Karadzic faces charges of genocide for the killing of more than 8,000 Muslim men and boys from Srebrenica, Europe's worst massacre since World War Two, when ethnic Serb forces gunned down prisoners after trucking them to killing sites.

He is also held responsible for the 43-month siege of the Bosnian capital Sarajevo, in which more than 5,000 civilians died.

"He said at the time what would happen and it did. Thousands killed, hundreds of towns destroyed, masses forcibly displaced," Tieger said told the courtroom.

He said Karadzic, now 69, had used violence and terror to carve an ethnic Serb breakaway state out of multi-ethnic Bosnia, starting just days before the country declared its independence from Yugoslavia.

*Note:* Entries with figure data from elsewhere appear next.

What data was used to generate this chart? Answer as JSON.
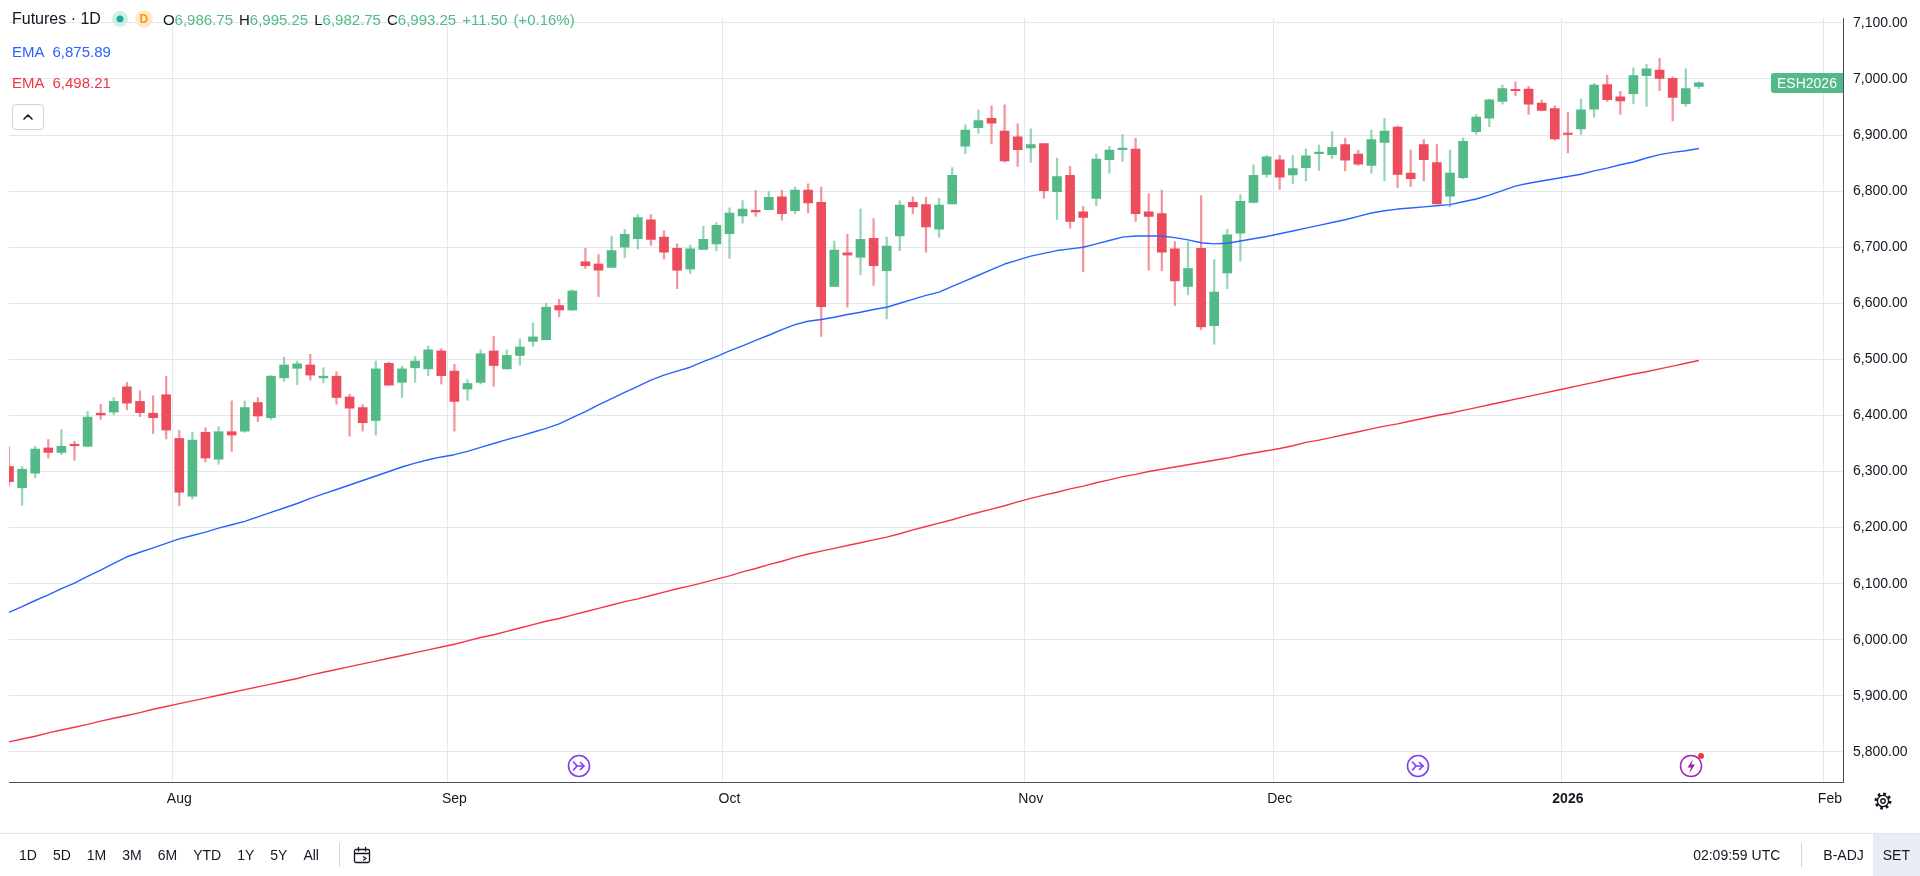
{
  "chart_data": {
    "type": "candlestick",
    "title": "Futures · 1D",
    "categories": [
      null,
      null,
      null,
      null,
      null,
      null,
      null,
      null,
      null,
      null,
      null,
      null,
      null,
      "Aug",
      null,
      null,
      null,
      null,
      null,
      null,
      null,
      null,
      null,
      null,
      null,
      null,
      null,
      null,
      null,
      null,
      null,
      null,
      null,
      null,
      "Sep",
      null,
      null,
      null,
      null,
      null,
      null,
      null,
      null,
      null,
      null,
      null,
      null,
      null,
      null,
      null,
      null,
      null,
      null,
      null,
      null,
      "Oct",
      null,
      null,
      null,
      null,
      null,
      null,
      null,
      null,
      null,
      null,
      null,
      null,
      null,
      null,
      null,
      null,
      null,
      null,
      null,
      null,
      null,
      null,
      "Nov",
      null,
      null,
      null,
      null,
      null,
      null,
      null,
      null,
      null,
      null,
      null,
      null,
      null,
      null,
      null,
      null,
      null,
      null,
      "Dec",
      null,
      null,
      null,
      null,
      null,
      null,
      null,
      null,
      null,
      null,
      null,
      null,
      null,
      null,
      null,
      null,
      null,
      null,
      null,
      null,
      null,
      "2026",
      null,
      null,
      null,
      null,
      null,
      null,
      null,
      null,
      null,
      null,
      null,
      null,
      null,
      null,
      null,
      null,
      null,
      null,
      null,
      "Feb",
      null
    ],
    "ohlc": [
      [
        6309,
        6344,
        6274,
        6282
      ],
      [
        6271,
        6309,
        6240,
        6304
      ],
      [
        6297,
        6345,
        6289,
        6340
      ],
      [
        6342,
        6357,
        6324,
        6334
      ],
      [
        6334,
        6375,
        6330,
        6345
      ],
      [
        6347,
        6354,
        6320,
        6346
      ],
      [
        6345,
        6407,
        6344,
        6397
      ],
      [
        6404,
        6420,
        6393,
        6401
      ],
      [
        6406,
        6432,
        6401,
        6425
      ],
      [
        6451,
        6459,
        6410,
        6422
      ],
      [
        6425,
        6444,
        6398,
        6405
      ],
      [
        6404,
        6435,
        6368,
        6396
      ],
      [
        6437,
        6470,
        6358,
        6374
      ],
      [
        6359,
        6373,
        6239,
        6263
      ],
      [
        6256,
        6370,
        6251,
        6356
      ],
      [
        6370,
        6378,
        6317,
        6324
      ],
      [
        6322,
        6380,
        6313,
        6371
      ],
      [
        6371,
        6426,
        6336,
        6365
      ],
      [
        6372,
        6426,
        6370,
        6414
      ],
      [
        6423,
        6432,
        6389,
        6399
      ],
      [
        6396,
        6471,
        6393,
        6470
      ],
      [
        6467,
        6504,
        6461,
        6490
      ],
      [
        6484,
        6497,
        6455,
        6492
      ],
      [
        6490,
        6509,
        6463,
        6472
      ],
      [
        6467,
        6485,
        6458,
        6470
      ],
      [
        6470,
        6478,
        6420,
        6432
      ],
      [
        6433,
        6438,
        6363,
        6413
      ],
      [
        6414,
        6419,
        6372,
        6387
      ],
      [
        6391,
        6497,
        6365,
        6483
      ],
      [
        6493,
        6495,
        6454,
        6454
      ],
      [
        6459,
        6488,
        6432,
        6483
      ],
      [
        6485,
        6505,
        6459,
        6497
      ],
      [
        6483,
        6524,
        6471,
        6517
      ],
      [
        6515,
        6519,
        6456,
        6471
      ],
      [
        6479,
        6491,
        6372,
        6425
      ],
      [
        6447,
        6464,
        6427,
        6457
      ],
      [
        6459,
        6517,
        6456,
        6510
      ],
      [
        6515,
        6541,
        6452,
        6489
      ],
      [
        6483,
        6517,
        6483,
        6507
      ],
      [
        6507,
        6536,
        6490,
        6522
      ],
      [
        6532,
        6565,
        6523,
        6540
      ],
      [
        6535,
        6600,
        6535,
        6593
      ],
      [
        6596,
        6607,
        6576,
        6588
      ],
      [
        6588,
        6624,
        6587,
        6622
      ],
      [
        6674,
        6698,
        6662,
        6667
      ],
      [
        6670,
        6687,
        6612,
        6659
      ],
      [
        6664,
        6720,
        6664,
        6694
      ],
      [
        6700,
        6732,
        6681,
        6723
      ],
      [
        6715,
        6758,
        6697,
        6753
      ],
      [
        6749,
        6758,
        6703,
        6714
      ],
      [
        6718,
        6729,
        6679,
        6691
      ],
      [
        6698,
        6706,
        6626,
        6659
      ],
      [
        6661,
        6704,
        6653,
        6697
      ],
      [
        6696,
        6737,
        6696,
        6714
      ],
      [
        6706,
        6744,
        6694,
        6739
      ],
      [
        6724,
        6770,
        6680,
        6761
      ],
      [
        6756,
        6783,
        6743,
        6768
      ],
      [
        6765,
        6801,
        6755,
        6763
      ],
      [
        6767,
        6799,
        6767,
        6789
      ],
      [
        6790,
        6802,
        6748,
        6760
      ],
      [
        6765,
        6807,
        6760,
        6802
      ],
      [
        6802,
        6813,
        6761,
        6779
      ],
      [
        6780,
        6807,
        6541,
        6594
      ],
      [
        6630,
        6711,
        6630,
        6695
      ],
      [
        6690,
        6723,
        6593,
        6686
      ],
      [
        6682,
        6768,
        6651,
        6714
      ],
      [
        6716,
        6751,
        6632,
        6667
      ],
      [
        6658,
        6718,
        6572,
        6702
      ],
      [
        6720,
        6783,
        6694,
        6775
      ],
      [
        6780,
        6790,
        6760,
        6772
      ],
      [
        6776,
        6789,
        6691,
        6736
      ],
      [
        6732,
        6787,
        6718,
        6775
      ],
      [
        6777,
        6842,
        6777,
        6828
      ],
      [
        6880,
        6918,
        6867,
        6909
      ],
      [
        6913,
        6945,
        6903,
        6926
      ],
      [
        6930,
        6952,
        6884,
        6921
      ],
      [
        6907,
        6954,
        6852,
        6854
      ],
      [
        6897,
        6920,
        6844,
        6874
      ],
      [
        6877,
        6911,
        6851,
        6883
      ],
      [
        6885,
        6885,
        6787,
        6801
      ],
      [
        6799,
        6859,
        6749,
        6826
      ],
      [
        6828,
        6844,
        6734,
        6746
      ],
      [
        6763,
        6773,
        6656,
        6753
      ],
      [
        6787,
        6866,
        6774,
        6857
      ],
      [
        6856,
        6880,
        6832,
        6873
      ],
      [
        6874,
        6901,
        6853,
        6876
      ],
      [
        6875,
        6894,
        6746,
        6760
      ],
      [
        6763,
        6795,
        6659,
        6755
      ],
      [
        6760,
        6802,
        6658,
        6691
      ],
      [
        6697,
        6710,
        6596,
        6640
      ],
      [
        6630,
        6710,
        6615,
        6662
      ],
      [
        6698,
        6792,
        6553,
        6558
      ],
      [
        6560,
        6678,
        6527,
        6620
      ],
      [
        6654,
        6732,
        6626,
        6722
      ],
      [
        6725,
        6794,
        6675,
        6782
      ],
      [
        6780,
        6847,
        6779,
        6828
      ],
      [
        6830,
        6864,
        6825,
        6861
      ],
      [
        6856,
        6864,
        6803,
        6825
      ],
      [
        6829,
        6864,
        6813,
        6840
      ],
      [
        6842,
        6875,
        6818,
        6863
      ],
      [
        6867,
        6882,
        6837,
        6868
      ],
      [
        6865,
        6906,
        6858,
        6878
      ],
      [
        6883,
        6894,
        6836,
        6855
      ],
      [
        6866,
        6873,
        6846,
        6848
      ],
      [
        6846,
        6909,
        6832,
        6892
      ],
      [
        6887,
        6930,
        6818,
        6907
      ],
      [
        6914,
        6916,
        6806,
        6830
      ],
      [
        6832,
        6873,
        6808,
        6822
      ],
      [
        6883,
        6892,
        6818,
        6856
      ],
      [
        6851,
        6883,
        6777,
        6777
      ],
      [
        6791,
        6873,
        6772,
        6832
      ],
      [
        6824,
        6895,
        6822,
        6889
      ],
      [
        6906,
        6937,
        6901,
        6932
      ],
      [
        6930,
        6964,
        6915,
        6963
      ],
      [
        6960,
        6989,
        6955,
        6983
      ],
      [
        6980,
        6995,
        6970,
        6979
      ],
      [
        6982,
        6987,
        6937,
        6955
      ],
      [
        6957,
        6963,
        6943,
        6944
      ],
      [
        6947,
        6952,
        6891,
        6893
      ],
      [
        6903,
        6940,
        6868,
        6901
      ],
      [
        6911,
        6964,
        6901,
        6945
      ],
      [
        6946,
        6992,
        6932,
        6989
      ],
      [
        6990,
        7007,
        6960,
        6963
      ],
      [
        6968,
        6978,
        6937,
        6961
      ],
      [
        6974,
        7020,
        6956,
        7006
      ],
      [
        7006,
        7026,
        6951,
        7018
      ],
      [
        7016,
        7037,
        6979,
        7001
      ],
      [
        7001,
        7004,
        6925,
        6967
      ],
      [
        6956,
        7018,
        6951,
        6983
      ],
      [
        6986.75,
        6995.25,
        6982.75,
        6993.25
      ],
      null,
      null,
      null,
      null,
      null,
      null,
      null,
      null,
      null,
      null,
      null
    ],
    "colors": [
      "#ec4c5c",
      "#53b987",
      "#53b987",
      "#ec4c5c",
      "#53b987",
      "#ec4c5c",
      "#53b987",
      "#ec4c5c",
      "#53b987",
      "#ec4c5c",
      "#ec4c5c",
      "#ec4c5c",
      "#ec4c5c",
      "#ec4c5c",
      "#53b987",
      "#ec4c5c",
      "#53b987",
      "#ec4c5c",
      "#53b987",
      "#ec4c5c",
      "#53b987",
      "#53b987",
      "#53b987",
      "#ec4c5c",
      "#53b987",
      "#ec4c5c",
      "#ec4c5c",
      "#ec4c5c",
      "#53b987",
      "#ec4c5c",
      "#53b987",
      "#53b987",
      "#53b987",
      "#ec4c5c",
      "#ec4c5c",
      "#53b987",
      "#53b987",
      "#ec4c5c",
      "#53b987",
      "#53b987",
      "#53b987",
      "#53b987",
      "#ec4c5c",
      "#53b987",
      "#ec4c5c",
      "#ec4c5c",
      "#53b987",
      "#53b987",
      "#53b987",
      "#ec4c5c",
      "#ec4c5c",
      "#ec4c5c",
      "#53b987",
      "#53b987",
      "#53b987",
      "#53b987",
      "#53b987",
      "#ec4c5c",
      "#53b987",
      "#ec4c5c",
      "#53b987",
      "#ec4c5c",
      "#ec4c5c",
      "#53b987",
      "#ec4c5c",
      "#53b987",
      "#ec4c5c",
      "#53b987",
      "#53b987",
      "#ec4c5c",
      "#ec4c5c",
      "#53b987",
      "#53b987",
      "#53b987",
      "#53b987",
      "#ec4c5c",
      "#ec4c5c",
      "#ec4c5c",
      "#53b987",
      "#ec4c5c",
      "#53b987",
      "#ec4c5c",
      "#ec4c5c",
      "#53b987",
      "#53b987",
      "#53b987",
      "#ec4c5c",
      "#ec4c5c",
      "#ec4c5c",
      "#ec4c5c",
      "#53b987",
      "#ec4c5c",
      "#53b987",
      "#53b987",
      "#53b987",
      "#53b987",
      "#53b987",
      "#ec4c5c",
      "#53b987",
      "#53b987",
      "#53b987",
      "#53b987",
      "#ec4c5c",
      "#ec4c5c",
      "#53b987",
      "#53b987",
      "#ec4c5c",
      "#ec4c5c",
      "#ec4c5c",
      "#ec4c5c",
      "#53b987",
      "#53b987",
      "#53b987",
      "#53b987",
      "#53b987",
      "#ec4c5c",
      "#ec4c5c",
      "#ec4c5c",
      "#ec4c5c",
      "#ec4c5c",
      "#53b987",
      "#53b987",
      "#ec4c5c",
      "#ec4c5c",
      "#53b987",
      "#53b987",
      "#ec4c5c",
      "#ec4c5c",
      "#53b987",
      "#53b987",
      null,
      null,
      null,
      null,
      null,
      null,
      null,
      null,
      null,
      null,
      null
    ],
    "series": [
      {
        "name": "EMA",
        "type": "line",
        "color": "#2962ff",
        "values": [
          6049,
          6059,
          6070,
          6080,
          6091,
          6101,
          6113,
          6124,
          6136,
          6148,
          6156,
          6164,
          6172,
          6180,
          6186,
          6192,
          6199,
          6205,
          6211,
          6219,
          6227,
          6235,
          6243,
          6252,
          6260,
          6268,
          6276,
          6284,
          6292,
          6300,
          6308,
          6315,
          6321,
          6326,
          6330,
          6336,
          6343,
          6350,
          6357,
          6363,
          6370,
          6377,
          6385,
          6396,
          6407,
          6419,
          6430,
          6441,
          6452,
          6463,
          6472,
          6479,
          6486,
          6496,
          6505,
          6515,
          6524,
          6534,
          6543,
          6553,
          6562,
          6568,
          6571,
          6575,
          6580,
          6584,
          6589,
          6593,
          6600,
          6607,
          6614,
          6620,
          6630,
          6640,
          6650,
          6660,
          6670,
          6677,
          6684,
          6689,
          6694,
          6697,
          6700,
          6706,
          6712,
          6718,
          6720,
          6720,
          6720,
          6717,
          6713,
          6708,
          6706,
          6707,
          6711,
          6715,
          6719,
          6724,
          6729,
          6734,
          6739,
          6744,
          6749,
          6755,
          6761,
          6765,
          6768,
          6770,
          6772,
          6774,
          6776,
          6781,
          6786,
          6793,
          6801,
          6809,
          6814,
          6818,
          6822,
          6826,
          6830,
          6836,
          6841,
          6847,
          6852,
          6859,
          6865,
          6869,
          6872,
          6876,
          null,
          null,
          null,
          null,
          null,
          null,
          null,
          null,
          null,
          null,
          null
        ]
      },
      {
        "name": "EMA",
        "type": "line",
        "color": "#f23645",
        "values": [
          5818,
          5823,
          5828,
          5834,
          5839,
          5844,
          5849,
          5855,
          5860,
          5865,
          5870,
          5876,
          5881,
          5886,
          5891,
          5896,
          5901,
          5906,
          5911,
          5916,
          5921,
          5926,
          5931,
          5937,
          5942,
          5947,
          5952,
          5957,
          5962,
          5967,
          5972,
          5977,
          5982,
          5987,
          5992,
          5998,
          6004,
          6009,
          6015,
          6021,
          6027,
          6033,
          6038,
          6044,
          6050,
          6056,
          6062,
          6068,
          6073,
          6079,
          6085,
          6091,
          6096,
          6102,
          6108,
          6114,
          6121,
          6127,
          6134,
          6140,
          6147,
          6153,
          6158,
          6163,
          6168,
          6173,
          6178,
          6183,
          6189,
          6196,
          6202,
          6208,
          6214,
          6221,
          6227,
          6233,
          6239,
          6246,
          6252,
          6258,
          6263,
          6269,
          6274,
          6280,
          6285,
          6291,
          6295,
          6300,
          6304,
          6308,
          6312,
          6316,
          6320,
          6324,
          6329,
          6333,
          6337,
          6341,
          6346,
          6352,
          6356,
          6361,
          6366,
          6371,
          6376,
          6381,
          6385,
          6390,
          6395,
          6400,
          6404,
          6409,
          6414,
          6419,
          6424,
          6429,
          6434,
          6439,
          6444,
          6449,
          6454,
          6459,
          6464,
          6469,
          6474,
          6478,
          6483,
          6488,
          6493,
          6498,
          null,
          null,
          null,
          null,
          null,
          null,
          null,
          null,
          null,
          null,
          null
        ]
      }
    ],
    "ylim": [
      5746,
      7108
    ],
    "yticks": [
      {
        "value": 5800,
        "label": "5,800.00"
      },
      {
        "value": 5900,
        "label": "5,900.00"
      },
      {
        "value": 6000,
        "label": "6,000.00"
      },
      {
        "value": 6100,
        "label": "6,100.00"
      },
      {
        "value": 6200,
        "label": "6,200.00"
      },
      {
        "value": 6300,
        "label": "6,300.00"
      },
      {
        "value": 6400,
        "label": "6,400.00"
      },
      {
        "value": 6500,
        "label": "6,500.00"
      },
      {
        "value": 6600,
        "label": "6,600.00"
      },
      {
        "value": 6700,
        "label": "6,700.00"
      },
      {
        "value": 6800,
        "label": "6,800.00"
      },
      {
        "value": 6900,
        "label": "6,900.00"
      },
      {
        "value": 7000,
        "label": "7,000.00"
      },
      {
        "value": 7100,
        "label": "7,100.00"
      }
    ],
    "grid": true,
    "legend": "top left",
    "marker": "none",
    "annotations": [
      "D",
      "O6,986.75 H6,995.25 L6,982.75 C6,993.25 +11.50 (+0.16%)",
      "6,875.89",
      "6,498.21",
      "ESH2026",
      "1D",
      "5D",
      "1M",
      "3M",
      "6M",
      "YTD",
      "1Y",
      "5Y",
      "All",
      "02:09:59 UTC",
      "B-ADJ",
      "SET"
    ]
  }
}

Karadzic, wearing a crumpled grey suit under his trademark mane of silver hair, watched intently from the opposite side of the courtroom as prosecutors presented their closing arguments.

Tieger gave examples of three people for whose deaths Karadzic bore responsibility -- a father killed in the Srebrenica massacre, a mother killed in the shelling of a Sarajevo marketplace as she went to fetch milk, and a doctor shot in the notorious Omarska prison camp.

The Yugoslav tribunal is winding down after prosecuting 112 suspects since being established by the United Nations Security Council in 1993 to punish those responsible for war crimes and crimes against humanity.

Karadzic is one of four suspects, including Bosnian Serb military commander Ratko Mladic, still in the dock. Just seven suspects have been sentenced to life. Late Serbian President Slobodan Milosevic, also stood trial at the court, but died in 2006 before his trial could be concluded.

Karadzic, who has presented his own defence, rejects the court, arguing that it is a tool of the NATO military alliance, whose air strikes brought the war to an end. He will present closing arguments on Wednesday.

Charges were brought against him in 1995, shortly before the war's end. He was finally arrested in 2008 after years on the run in the Serbian capital Belgrade, where he had been living in disguise and working as a new-age healer.

The Bosnian war was part of a larger conflagration in which an estimated 140,000 people died as multi-ethnic Yugoslavia broke up during the 1990s into six successor states. Kosovo, formerly a Serbian province, also later declared independence.